The concentrations, risk assessment, and probable origins of HMs in the bottom sediments of Manzala Lake, Egypt, were measured and assessed. The HM concentrations in the investigated area were exacerbated by different human impacts and activities. Organic matter and HM concentrations revealed abundance during the winter season. The average HM concentrations in the sediments conformed to the following sequence: Fe > Mn > Cu > Zn > Ni > Pb > Cd with great threat to the aquatic environment, especially due to Mn, Cd, Cu, and Ni enrichment. The geoaccumulation, pollution load, and ecological risk indices indicated pollution of the sediments with different HMs mainly during winter.
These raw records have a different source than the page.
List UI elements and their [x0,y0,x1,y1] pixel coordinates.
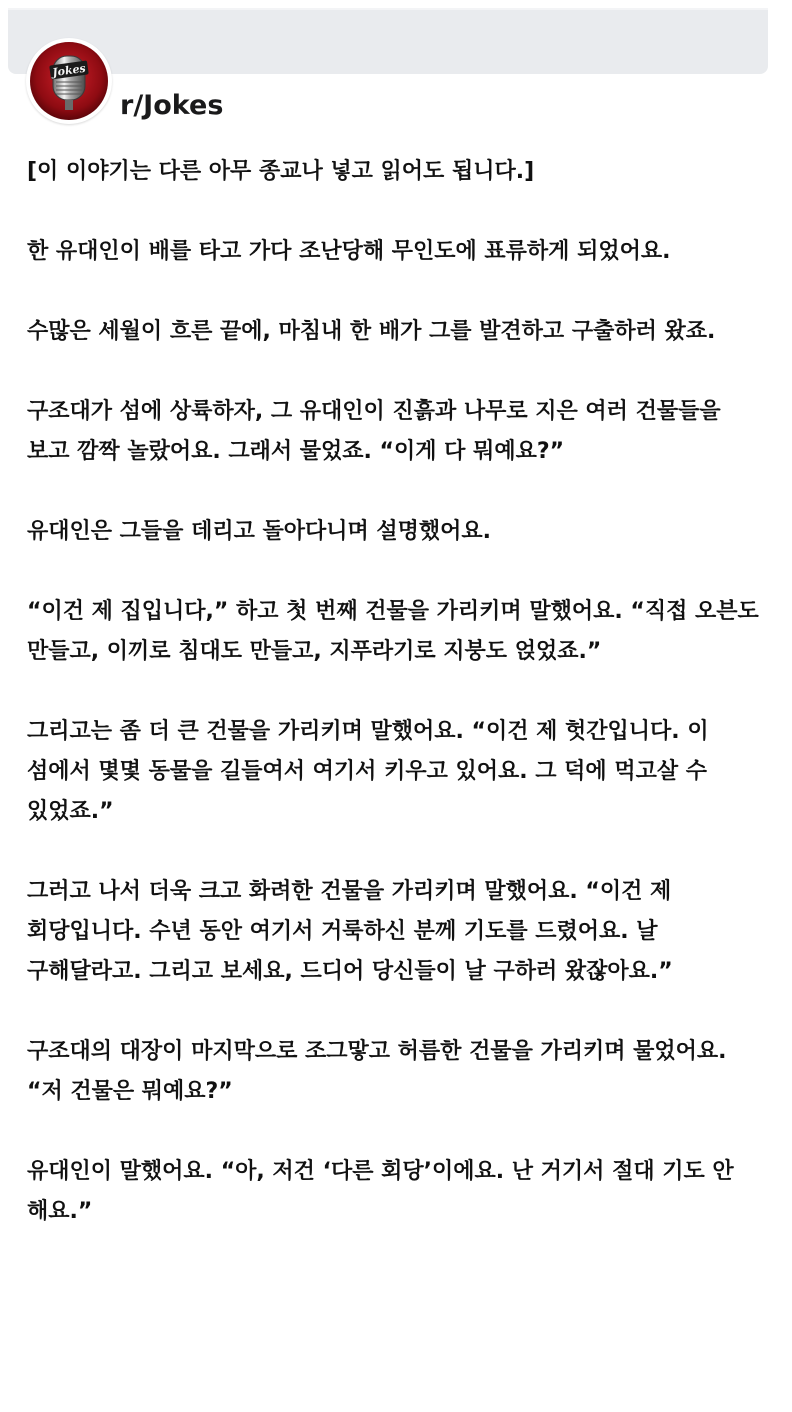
post-paragraph: 그러고 나서 더욱 크고 화려한 건물을 가리키며 말했어요. “이건 제 회당입니다. 수년 동안 여기서 거룩하신 분께 기도를 드렸어요. 날 구해달라고. 그리고 보세요, 드디어 당신들이 날 구하러 왔잖아요.” [27,879,673,984]
post-paragraph: 유대인은 그들을 데리고 돌아다니며 설명했어요. [27,519,492,544]
post-body [27,152,765,1272]
subreddit-name[interactable]: r/Jokes [120,90,224,121]
post-paragraph: “이건 제 집입니다,” 하고 첫 번째 건물을 가리키며 말했어요. “직접 오븐도 만들고, 이끼로 침대도 만들고, 지푸라기로 지붕도 얹었죠.” [27,599,759,664]
post-paragraph: 그리고는 좀 더 큰 건물을 가리키며 말했어요. “이건 제 헛간입니다. 이 섬에서 몇몇 동물을 길들여서 여기서 키우고 있어요. 그 덕에 먹고살 수 있었죠.” [27,719,709,824]
svg-text:Jokes: Jokes [51,61,87,80]
post-paragraph: [이 이야기는 다른 아무 종교나 넣고 읽어도 됩니다.] [27,159,535,184]
post-paragraph: 유대인이 말했어요. “아, 저건 ‘다른 회당’이에요. 난 거기서 절대 기도 안 해요.” [27,1159,734,1224]
jokes-microphone-icon [30,42,108,120]
post-paragraph: 구조대가 섬에 상륙하자, 그 유대인이 진흙과 나무로 지은 여러 건물들을 보고 깜짝 놀랐어요. 그래서 물었죠. “이게 다 뭐예요?” [27,399,721,464]
post-paragraph: 한 유대인이 배를 타고 가다 조난당해 무인도에 표류하게 되었어요. [27,239,671,264]
post-paragraph: 구조대의 대장이 마지막으로 조그맣고 허름한 건물을 가리키며 물었어요. “저 건물은 뭐예요?” [27,1039,727,1104]
subreddit-avatar[interactable] [26,38,112,124]
post-paragraph: 수많은 세월이 흐른 끝에, 마침내 한 배가 그를 발견하고 구출하러 왔죠. [27,319,716,344]
header-banner [8,8,768,74]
Such human activities include agricultural, untreated municipal, and industrial waste discharge in huge quantities into the lake ecosystem increasing the concentration of most metals. PCA with cumulative contributions of > 80% of the variance declare the probable sources of HMs at the different lake stations. Site [S1] of Bahr Al-Baqar Drain is the highest contaminated site due to different wastewaters, agricultural, and/or industrial inputs. Manzala Lake is a highly polluted lake, and water liberated from the AHD will not sluice the pollutants off of the Nile Delta, therefore increasing the contamination level in the long term. The southern (Bahr Al-Baqar Drain, Bashteer, Legan, and Al-Ginka) and extreme northeastern (El-Qapouti) areas are heavily polluted by HMs compared with the northern parts.
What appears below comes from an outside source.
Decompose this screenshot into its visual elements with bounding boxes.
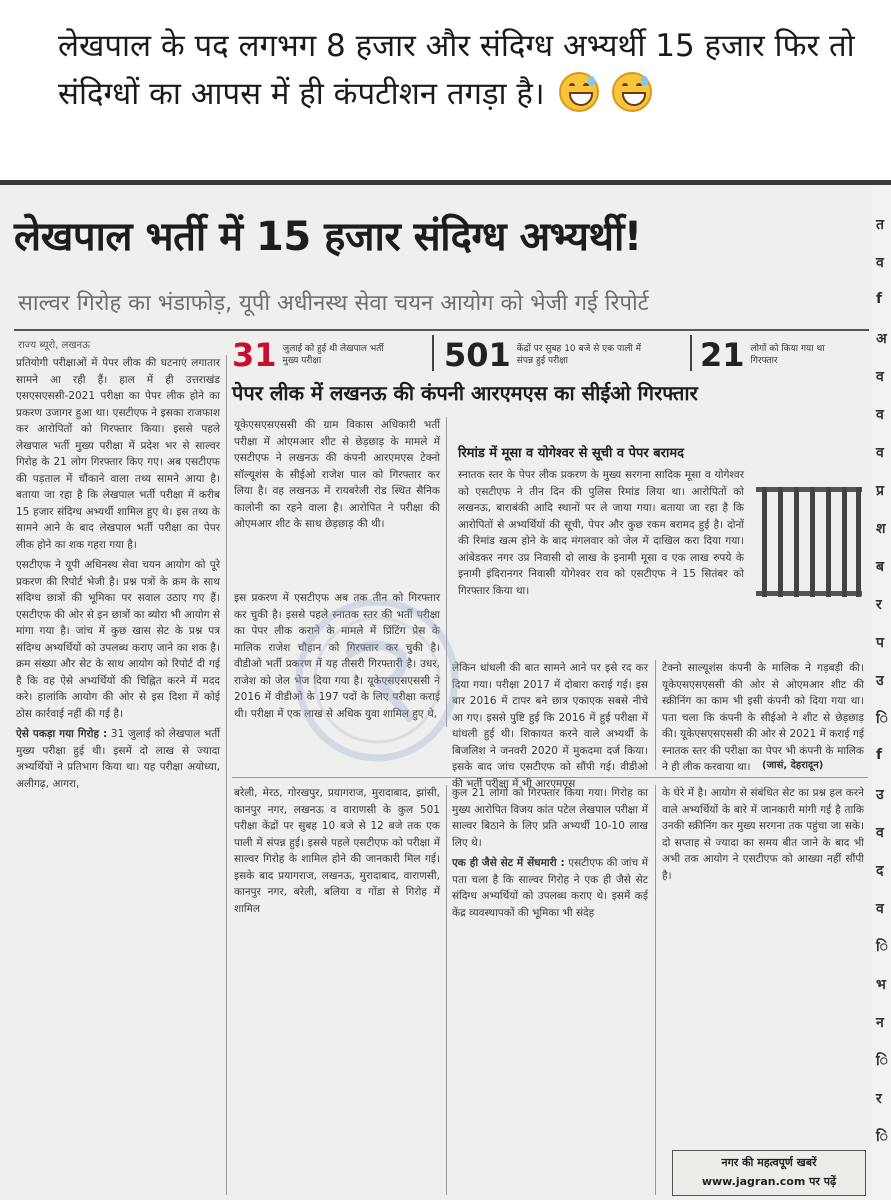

Environmental pollution, degradation, and ecotoxicology of different metals, especially Cd, Cu, Mn, and Ni, affect the whole society in different ways. Thus, upgrading treatment technologies, prohibiting untreated wastes discharge, and continuous lake sediment monitoring are very important for future ecosystem management.